Rigel’s clinical programs include a Phase 3 study of fostamatinib in warm autoimmune hemolytic anemia (AIHA); a completed Phase 1 study of R8354, a proprietary molecule from its interleukin receptor-associated kinase (IRAK) inhibitor program; and an ongoing Phase 1 study of R5524, a proprietary molecule from its receptor-interacting protein kinase (RIP) inhibitor program.
In addition, Rigel has product candidates in clinical development with partners Aclaris Therapeutics, AstraZeneca, BerGenBio ASA, and Daiichi Sankyo.
The Investigator-Sponsored Trial
SYK is a key mediator of immunoreceptor signaling in a host of inflammatory cells. By inhibiting SYK, fostamatinib may specifically inhibit the infiltration and activation of monocytes and neutrophils in the lungs that are prominent in COVID-19.
The IST will be a two-stage trial with patients randomized (1:1:1) to fostamatinib, ruxolitinib, or standard of care. The primary objective will be to determine the efficacy of fostamatinib and ruxolitinib compared to standard of care to reduce the proportion of hospitalized patients progressing from mild or moderate to severe COVID-19 pneumonia.
RIGL stock will provide support for this trial along with Novartis.
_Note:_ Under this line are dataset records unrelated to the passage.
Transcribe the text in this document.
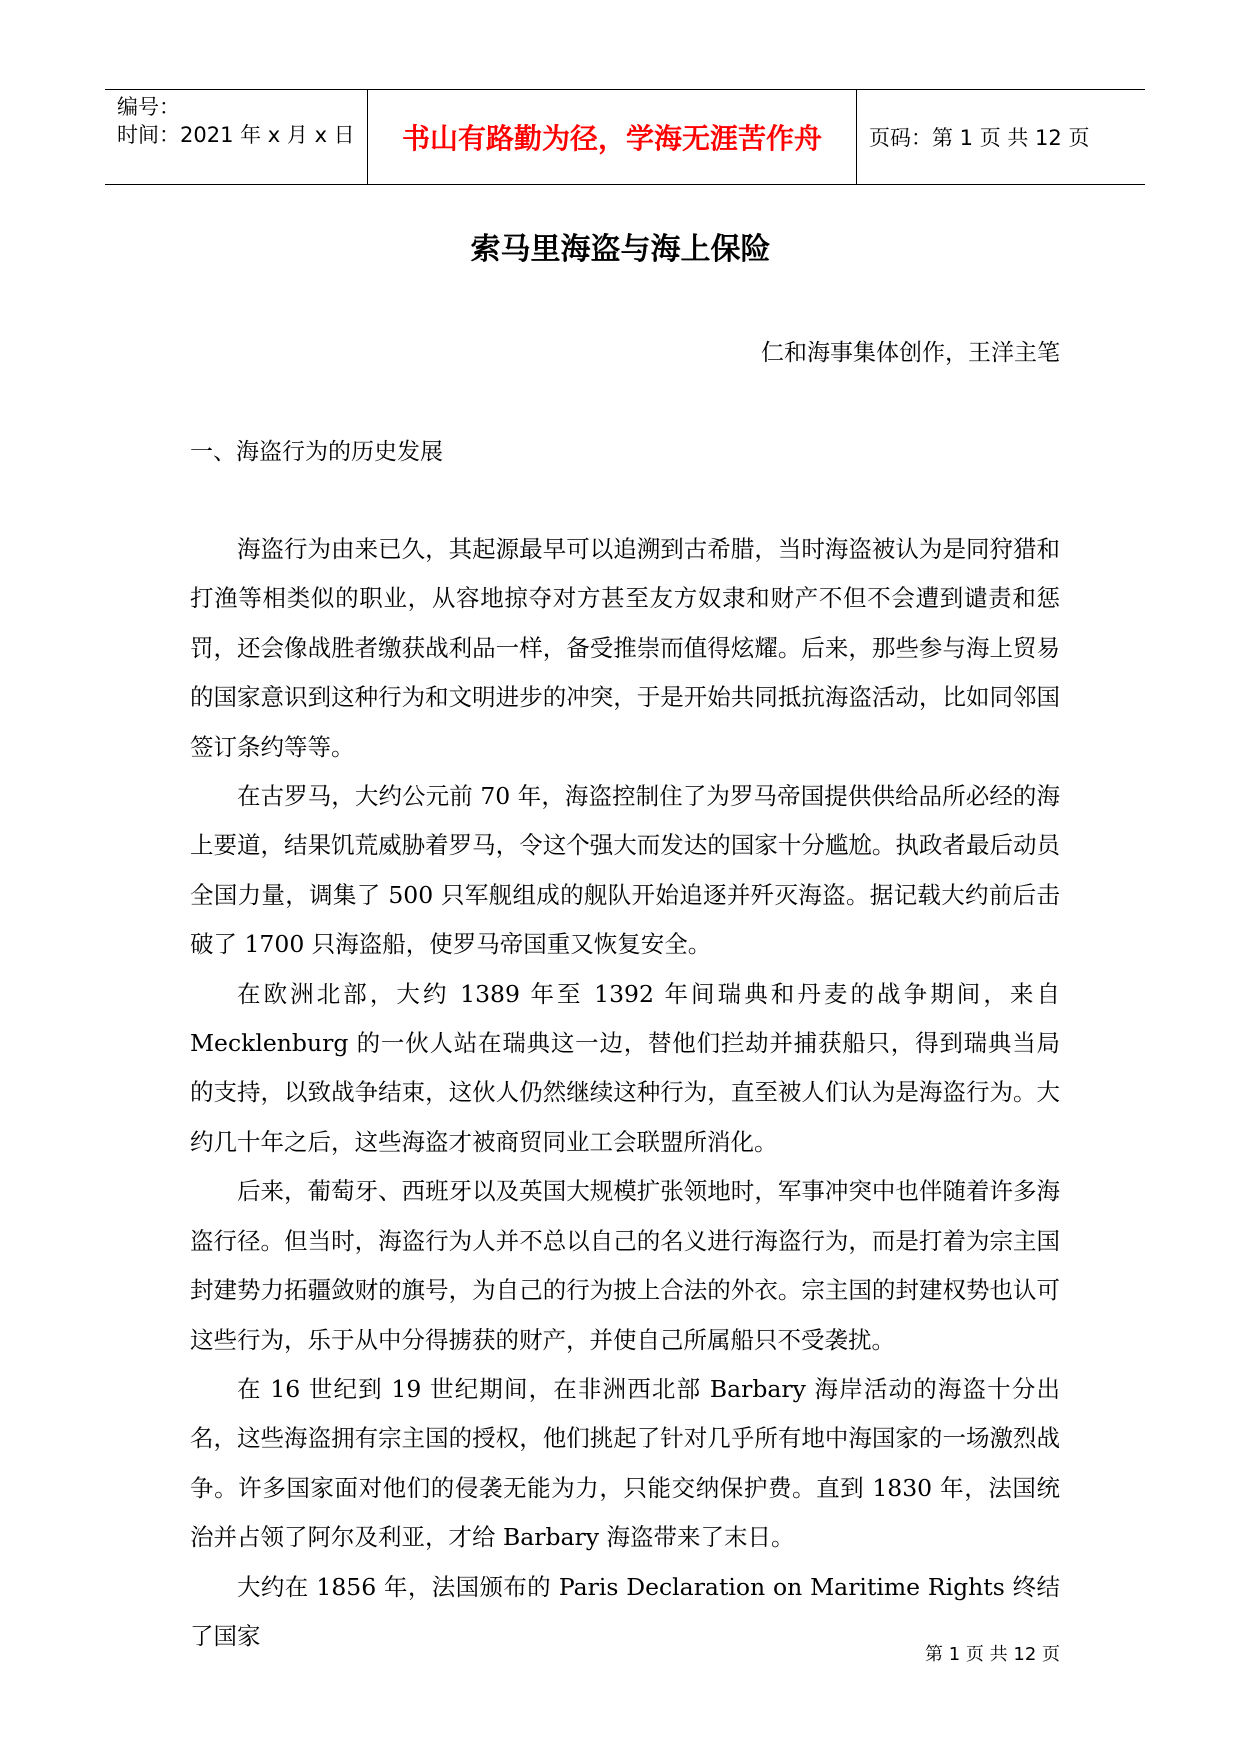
编号：
时间：2021 年 x 月 x 日	书山有路勤为径，学海无涯苦作舟	页码：第 1 页 共 12 页
索马里海盗与海上保险
仁和海事集体创作，王洋主笔
一、海盗行为的历史发展

海盗行为由来已久，其起源最早可以追溯到古希腊，当时海盗被认为是同狩猎和打渔等相类似的职业，从容地掠夺对方甚至友方奴隶和财产不但不会遭到谴责和惩罚，还会像战胜者缴获战利品一样，备受推崇而值得炫耀。后来，那些参与海上贸易的国家意识到这种行为和文明进步的冲突，于是开始共同抵抗海盗活动，比如同邻国签订条约等等。

在古罗马，大约公元前 70 年，海盗控制住了为罗马帝国提供供给品所必经的海上要道，结果饥荒威胁着罗马，令这个强大而发达的国家十分尴尬。执政者最后动员全国力量，调集了 500 只军舰组成的舰队开始追逐并歼灭海盗。据记载大约前后击破了 1700 只海盗船，使罗马帝国重又恢复安全。

在欧洲北部，大约 1389 年至 1392 年间瑞典和丹麦的战争期间，来自 Mecklenburg 的一伙人站在瑞典这一边，替他们拦劫并捕获船只，得到瑞典当局的支持，以致战争结束，这伙人仍然继续这种行为，直至被人们认为是海盗行为。大约几十年之后，这些海盗才被商贸同业工会联盟所消化。

后来，葡萄牙、西班牙以及英国大规模扩张领地时，军事冲突中也伴随着许多海盗行径。但当时，海盗行为人并不总以自己的名义进行海盗行为，而是打着为宗主国封建势力拓疆敛财的旗号，为自己的行为披上合法的外衣。宗主国的封建权势也认可这些行为，乐于从中分得掳获的财产，并使自己所属船只不受袭扰。

在 16 世纪到 19 世纪期间，在非洲西北部 Barbary 海岸活动的海盗十分出名，这些海盗拥有宗主国的授权，他们挑起了针对几乎所有地中海国家的一场激烈战争。许多国家面对他们的侵袭无能为力，只能交纳保护费。直到 1830 年，法国统治并占领了阿尔及利亚，才给 Barbary 海盗带来了末日。

大约在 1856 年，法国颁布的 Paris Declaration on Maritime Rights 终结了国家

第 1 页 共 12 页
University of Amsterdam In Vitro Studies
Recent in vitro studies led by the Amsterdam University Medical Center at the University of Amsterdam, showed that R406, the active metabolite of fostamatinib, blocked macrophage hyperinflammatory responses to a combination of immune complexes formed by anti-Spike IgG in serum from severe COVID-19 patients. Anti-Spike IgG levels are known to correlate with the severity of COVID-19. These results suggest that by inhibiting anti-Spike IgG-mediated hyper inflammation, R406 could potentially play a role in the prevention of cytokine storms as well as pulmonary edema and thrombosis associated with severe COVID-19.
MIT Harvard Study
Researchers at The Broad Institute of the Massachusetts Institute of Technology (MIT) and Harvard recently screened 3,713 FDA-approved compounds that reduce the abundance of a protein called mucin-1 (MUC1), a biomarker to predict the development of acute lung injury and acute respiratory distress syndrome. Fostamatinib was the only one that qualified, demonstrating preferential depletion of MUC1 from epithelial cells without affecting cell viability.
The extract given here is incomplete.